Now these past three weeks I have been trying to sharpen our vision of a Christian Community. The humility that Paul invites us into and that Jesus models is essential to the aspects of Community previously mentioned.

It is much easier to forgive a brother or sister when they have “sinned against you” if you have the humility to admit that you too have sinned. Sometimes we are reminded that when you point the finger at another you always have three fingers pointing back at yourself.

It is easier to respect others and to see them as children of God when we know that despite everything God loves us. Together, we are children of God. We respect them because the humility in us allows us to see them through God’s loving eyes.

We are much less inclined to grumble and complain when we humbly recognise that we have let the community down from time to time. That same humility helps us to see the many blessings that others bring to our church community. We then warmly celebrate their gifts and we give thanks to God for them.

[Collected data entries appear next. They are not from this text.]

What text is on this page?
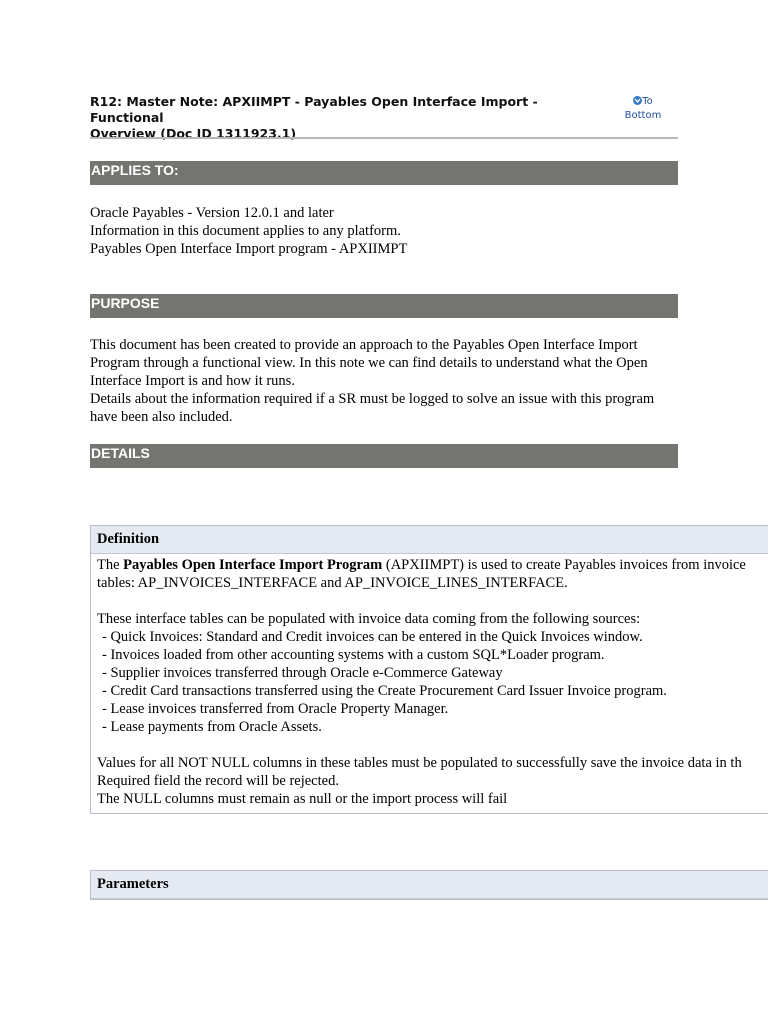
R12: Master Note: APXIIMPT - Payables Open Interface Import - Functional
Overview (Doc ID 1311923.1)
To
Bottom
APPLIES TO:
Oracle Payables - Version 12.0.1 and later
Information in this document applies to any platform.
Payables Open Interface Import program - APXIIMPT
PURPOSE
This document has been created to provide an approach to the Payables Open Interface Import
Program through a functional view. In this note we can find details to understand what the Open
Interface Import is and how it runs.
Details about the information required if a SR must be logged to solve an issue with this program
have been also included.
DETAILS
Definition
The Payables Open Interface Import Program (APXIIMPT) is used to create Payables invoices from invoice
tables: AP_INVOICES_INTERFACE and AP_INVOICE_LINES_INTERFACE.
These interface tables can be populated with invoice data coming from the following sources:
- Quick Invoices: Standard and Credit invoices can be entered in the Quick Invoices window.
- Invoices loaded from other accounting systems with a custom SQL*Loader program.
- Supplier invoices transferred through Oracle e-Commerce Gateway
- Credit Card transactions transferred using the Create Procurement Card Issuer Invoice program.
- Lease invoices transferred from Oracle Property Manager.
- Lease payments from Oracle Assets.
Values for all NOT NULL columns in these tables must be populated to successfully save the invoice data in th
Required field the record will be rejected.
The NULL columns must remain as null or the import process will fail
Parameters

Now of course, all these things of forgiveness, respect, and less grumbling and more gratitude are not just important in the Church. In a marriage, they make the difference be a marriage that lasts 70 years and one that survives just 7. In a family, or a sporting team, or a dance troop, these same qualities make a huge difference. In all of these places, humility undergirds the commitment to generous forgiveness, deep respect and gratitude. So, don’t leave these ideas at the door of the church on your way home.

I have been endeavouring to sharpen our vision of Christian Community because I believe the Covid crisis can be turned into a Covid opportunity. Covid has knocked us all around. It has been like an earthquake shifting the ground we were standing on. The opportunity for us is to build an even stronger community than we had before and in so doing be a place of warmth and love where people can discover strong connections. We will be able to be a huge blessing to our community because our strengths will be grounded in the humility we see in Jesus.